Improving downstream process of new biopharmaceuticals using non - traditional chromatographic strategies

The advanced therapies in the biopharmaceutical industry has moved the spotlight into complex products such as virus based biopharmaceuticals or stem cells, holding great promise in a myriad of clinical targets. Currently, the challenge for a widespread application of these new biopharmaceuticals is the development of cost-effective bioprocesses while maintaining product's bioactivity and quality attributes. This presentation will focus on several case studies on downstream purification of cell and virus based products, supported by process innovation and the flexibility of old, but robust technologies.
Improvement of purification yields of virus based biopharmaceuticals can be achieved through the rational development of alternative strategies, combining different modes of operation, together with the recent developments of new chromatographic media and fundamental understanding of the adsorption phenomena as reported for the case of gene therapy medicinal and vaccination products. A particular focus will be given to the use of membrane chromatography for purification of new Influenza vaccine enabling to speed up the process by decreasing the number of DSP steps, to improve the scale-up and to reduce costs due to the removal of other traditional chromatographic steps.

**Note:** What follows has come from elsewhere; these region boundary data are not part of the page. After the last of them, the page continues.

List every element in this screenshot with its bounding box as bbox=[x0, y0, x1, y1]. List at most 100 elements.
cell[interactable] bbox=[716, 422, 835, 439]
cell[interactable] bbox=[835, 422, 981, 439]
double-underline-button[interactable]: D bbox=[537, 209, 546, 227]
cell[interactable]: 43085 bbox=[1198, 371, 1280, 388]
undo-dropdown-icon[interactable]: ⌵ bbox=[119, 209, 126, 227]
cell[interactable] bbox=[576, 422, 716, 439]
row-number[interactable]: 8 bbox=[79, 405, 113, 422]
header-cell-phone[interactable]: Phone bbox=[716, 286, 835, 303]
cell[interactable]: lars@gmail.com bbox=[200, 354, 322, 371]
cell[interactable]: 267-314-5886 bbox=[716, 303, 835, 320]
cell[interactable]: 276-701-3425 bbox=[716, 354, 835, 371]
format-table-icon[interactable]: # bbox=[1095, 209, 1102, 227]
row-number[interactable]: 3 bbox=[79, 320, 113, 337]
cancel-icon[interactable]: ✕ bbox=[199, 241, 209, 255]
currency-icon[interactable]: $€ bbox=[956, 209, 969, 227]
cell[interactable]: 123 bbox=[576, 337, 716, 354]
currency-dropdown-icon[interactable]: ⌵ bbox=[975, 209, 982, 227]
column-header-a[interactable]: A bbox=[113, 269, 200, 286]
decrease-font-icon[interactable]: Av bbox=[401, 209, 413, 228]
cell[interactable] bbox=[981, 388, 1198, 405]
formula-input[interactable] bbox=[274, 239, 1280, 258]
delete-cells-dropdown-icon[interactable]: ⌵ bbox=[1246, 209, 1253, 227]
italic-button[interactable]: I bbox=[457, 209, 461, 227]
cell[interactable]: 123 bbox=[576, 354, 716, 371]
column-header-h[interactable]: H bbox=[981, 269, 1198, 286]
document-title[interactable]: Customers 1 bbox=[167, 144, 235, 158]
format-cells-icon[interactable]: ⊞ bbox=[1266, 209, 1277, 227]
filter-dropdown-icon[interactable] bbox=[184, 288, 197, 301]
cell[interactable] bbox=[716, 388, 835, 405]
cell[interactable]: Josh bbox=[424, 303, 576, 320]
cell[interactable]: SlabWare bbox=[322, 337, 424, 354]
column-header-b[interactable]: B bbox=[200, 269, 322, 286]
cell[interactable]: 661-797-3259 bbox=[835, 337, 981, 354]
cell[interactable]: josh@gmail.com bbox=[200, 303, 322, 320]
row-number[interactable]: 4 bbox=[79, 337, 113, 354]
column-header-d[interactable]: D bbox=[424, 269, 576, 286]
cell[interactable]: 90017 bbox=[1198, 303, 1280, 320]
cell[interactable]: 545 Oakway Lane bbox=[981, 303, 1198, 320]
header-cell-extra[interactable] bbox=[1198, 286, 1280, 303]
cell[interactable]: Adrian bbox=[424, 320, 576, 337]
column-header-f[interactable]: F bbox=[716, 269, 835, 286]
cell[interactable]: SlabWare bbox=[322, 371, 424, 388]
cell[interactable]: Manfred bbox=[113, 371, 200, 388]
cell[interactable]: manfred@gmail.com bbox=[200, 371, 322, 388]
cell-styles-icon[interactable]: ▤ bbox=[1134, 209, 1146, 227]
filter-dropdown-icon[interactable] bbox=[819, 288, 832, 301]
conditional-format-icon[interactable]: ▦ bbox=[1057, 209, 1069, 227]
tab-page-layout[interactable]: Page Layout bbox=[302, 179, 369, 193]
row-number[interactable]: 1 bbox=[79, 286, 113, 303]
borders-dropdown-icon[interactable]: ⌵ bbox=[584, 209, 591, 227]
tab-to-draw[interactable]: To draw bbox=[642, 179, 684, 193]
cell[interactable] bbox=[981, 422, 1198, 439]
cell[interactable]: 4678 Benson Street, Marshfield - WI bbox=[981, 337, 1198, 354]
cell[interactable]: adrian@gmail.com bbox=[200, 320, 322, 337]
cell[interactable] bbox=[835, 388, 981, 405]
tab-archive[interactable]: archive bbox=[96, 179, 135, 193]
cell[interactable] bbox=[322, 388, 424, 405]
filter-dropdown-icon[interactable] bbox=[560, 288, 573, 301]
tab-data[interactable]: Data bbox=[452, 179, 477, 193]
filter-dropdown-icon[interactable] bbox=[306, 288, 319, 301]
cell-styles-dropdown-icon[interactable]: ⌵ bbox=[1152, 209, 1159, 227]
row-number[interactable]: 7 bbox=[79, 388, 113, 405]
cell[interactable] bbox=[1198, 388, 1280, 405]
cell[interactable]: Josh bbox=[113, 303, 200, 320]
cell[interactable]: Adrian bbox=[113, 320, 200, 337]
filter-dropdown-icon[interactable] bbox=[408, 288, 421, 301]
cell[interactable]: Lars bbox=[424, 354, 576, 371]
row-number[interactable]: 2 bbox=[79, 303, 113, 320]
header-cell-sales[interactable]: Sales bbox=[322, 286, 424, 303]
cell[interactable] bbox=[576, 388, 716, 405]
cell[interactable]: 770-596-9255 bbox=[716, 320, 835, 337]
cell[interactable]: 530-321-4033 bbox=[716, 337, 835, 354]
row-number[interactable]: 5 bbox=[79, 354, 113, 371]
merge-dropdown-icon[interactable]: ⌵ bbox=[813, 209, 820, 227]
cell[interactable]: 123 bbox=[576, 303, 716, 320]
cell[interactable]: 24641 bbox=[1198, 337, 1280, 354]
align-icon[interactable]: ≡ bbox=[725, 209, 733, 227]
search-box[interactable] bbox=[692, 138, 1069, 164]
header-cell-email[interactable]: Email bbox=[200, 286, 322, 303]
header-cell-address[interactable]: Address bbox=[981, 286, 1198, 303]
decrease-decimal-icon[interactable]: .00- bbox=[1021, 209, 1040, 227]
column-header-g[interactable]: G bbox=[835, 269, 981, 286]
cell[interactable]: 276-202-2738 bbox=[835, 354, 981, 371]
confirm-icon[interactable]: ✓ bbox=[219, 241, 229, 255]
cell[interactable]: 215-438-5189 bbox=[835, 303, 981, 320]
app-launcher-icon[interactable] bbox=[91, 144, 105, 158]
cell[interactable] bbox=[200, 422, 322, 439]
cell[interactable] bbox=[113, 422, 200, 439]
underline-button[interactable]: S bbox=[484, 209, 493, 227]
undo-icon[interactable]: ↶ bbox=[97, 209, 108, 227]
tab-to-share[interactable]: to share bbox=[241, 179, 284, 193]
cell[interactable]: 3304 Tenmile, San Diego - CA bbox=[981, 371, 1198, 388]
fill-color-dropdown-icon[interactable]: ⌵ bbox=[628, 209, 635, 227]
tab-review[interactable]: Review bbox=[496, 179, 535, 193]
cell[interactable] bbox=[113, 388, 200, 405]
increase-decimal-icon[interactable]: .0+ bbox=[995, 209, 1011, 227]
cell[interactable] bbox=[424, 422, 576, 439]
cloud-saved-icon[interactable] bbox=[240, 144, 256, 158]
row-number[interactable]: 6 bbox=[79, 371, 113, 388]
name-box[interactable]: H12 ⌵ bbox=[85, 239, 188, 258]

Critical quality attributes of cell based medicinal products cannot be compromised by the processing route chosen. The use of the already established TFF technology has the potential to improve the purity of cell based products, with the evaluation of critical process parameters of cell concentration and washing being of paramount importance. The purity of such products can also be incremented with the use of negative mode expanded bed adsorption chromatography with a new multimodal prototype matrix based on core–shell bead technology as demonstrated for the case of human mesenchymal stem cells.
In summary, the advancement of the purification of complex biopharmaceutical entities, such as the ones here reported, can be described as an incremental process, but still with space for innovation.